Within this grouping of fungible ERC20 and ERC827 tokens, there are a few categories of utility that a token may fit into:

  • System Incentive Token: A system incentive token is a token that is required to incentivize actors within that particular network to demonstrate a desired behavior. Normally, a DApp does not need a native token to provide its users an incentive to demonstrate a specific behavior, but, occasionally, it is necessary to utilize a native token as this incentive due to the need to directly correlate the value of that token and the work being done (separate from secondary market speculation of a utility token for a parent system — like ETH on Ethereum). **TCR Token and or Blockchain Token
  • Voter Token: A token needed for governance rights within the given platform’s network. Governance tokens enable the token holder to vote on important parameters that make the network operate. Perfect examples of networks that utilize voter tokens are MakerDao and adChain.
  • Membership and/or Stake Token: Membership tokens are tokens required to access the services of the concerned platform. Normally, these platforms utilize a staking mechanism that keep transacting parties accountable. Usually, a stake token is also a membership token, meaning that it both gives you access to the platform and zed platform requires the token holder to stake their transactions with the same token. An example of a platform that utilizes a membership stake token is Dether and SpankChain. An example of a platform that uses a membership (not stake) token is Gnosis.
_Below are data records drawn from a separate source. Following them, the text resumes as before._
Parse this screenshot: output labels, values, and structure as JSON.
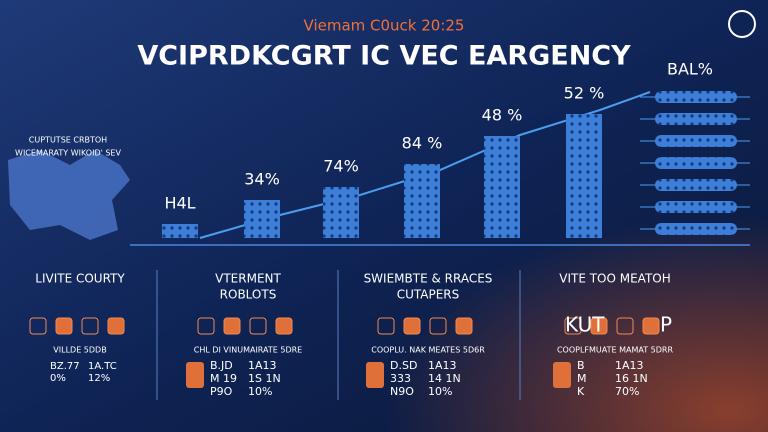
{
  "header": {
    "subtitle": "Viemam C0uck 20:25",
    "title": "VCIPRDKCGRT IC VEC EARGENCY"
  },
  "left_note": [
    "CUPTUTSE CRBTOH",
    "WICEMARATY WIKOID' SEV"
  ],
  "bar_labels": [
    "H4L",
    "34%",
    "74%",
    "84 %",
    "48 %",
    "52 %"
  ],
  "right_label": "BAL%",
  "sections": [
    {
      "title": [
        "LIVITE COURTY"
      ],
      "caption": "VILLDE 5DDB",
      "stats": [
        "BZ.77",
        "1A.TC",
        "0%",
        "12%"
      ]
    },
    {
      "title": [
        "VTERMENT",
        "ROBLOTS"
      ],
      "caption": "CHL DI VINUMAIRATE 5DRE",
      "stats": [
        "B.JD",
        "1A13",
        "M 19",
        "1S 1N",
        "P9O",
        "10%"
      ]
    },
    {
      "title": [
        "SWIEMBTE & RRACES",
        "CUTAPERS"
      ],
      "caption": "COOPLU. NAK MEATES 5D6R",
      "stats": [
        "D.SD",
        "1A13",
        "333",
        "14 1N",
        "N9O",
        "10%"
      ]
    },
    {
      "title": [
        "VITE TOO MEATOH"
      ],
      "caption": "COOPLFMUATE MAMAT 5DRR",
      "stats": [
        "B",
        "1A13",
        "M",
        "16 1N",
        "K",
        "70%"
      ],
      "marks": [
        "KUT",
        "P"
      ]
    }
  ]
}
Utility Non-Fungible Tokens

Utility tokens that are not interchangeable for one another are non-fungible utility tokens. On Ethereum, a non-fungible token follows the ERC721 standard, emphasizing the asset’s uniqueness. ERC721 is a proposed* standard that would allow smart contracts to operate as tradeable tokens similar to ERC20 (Nash).

Within this grouping of non-fungible ERC721 tokens, there are a few categories of utility that a token may fit into:

  • Ownership: Digital assets — anything from artwork and music to a cool looking crypto-kitty, are considered non-fungible. They can be exchanged to new owners, but each transaction has a unique set of considerations that determine the sell price.

What a (new) Token is NOT Needed For

A new token isn’t needed if there’s no natural utility for it —don’t try to force yourself into an “ICO” for the potential of fundraising, because it may put you in a damning legal position (reference Tezos). The following are features that a native token are NOT needed for:

  • Normal payment disbursement: A native token is not needed for payments that do not serve as a reward for network participation, but, rather, act as an automated and immutable record of how much is being paid between agents. If the use of the token within the proposed system is easily interchangeable with existing tokens, then it is not needed.
  • Membership without stake: A native token is not needed for a system that simply wants to leverage it as a method of membership to the platform (essentially creating their own micro-economy common services easily payable via another cryptocurrency). The use of the token must have direct utility to the platform’s ability to function — and not simply interchangeable with any other token.

Define Utility before Using a Token

In conclusion, it’s important to carefully define the needs of your system, and where a utility token might be useful, before diving into the legal abyss of a token sale. Don’t full yourself into false need — be honest just as you would when validating the need for your idea. Only then, will your team gain credibility in the broader cryptocurrency and blockchain space. As an easter egg, there’s an excellent token classification framework here that takes an even more systematic approach to how to categorize a tokens.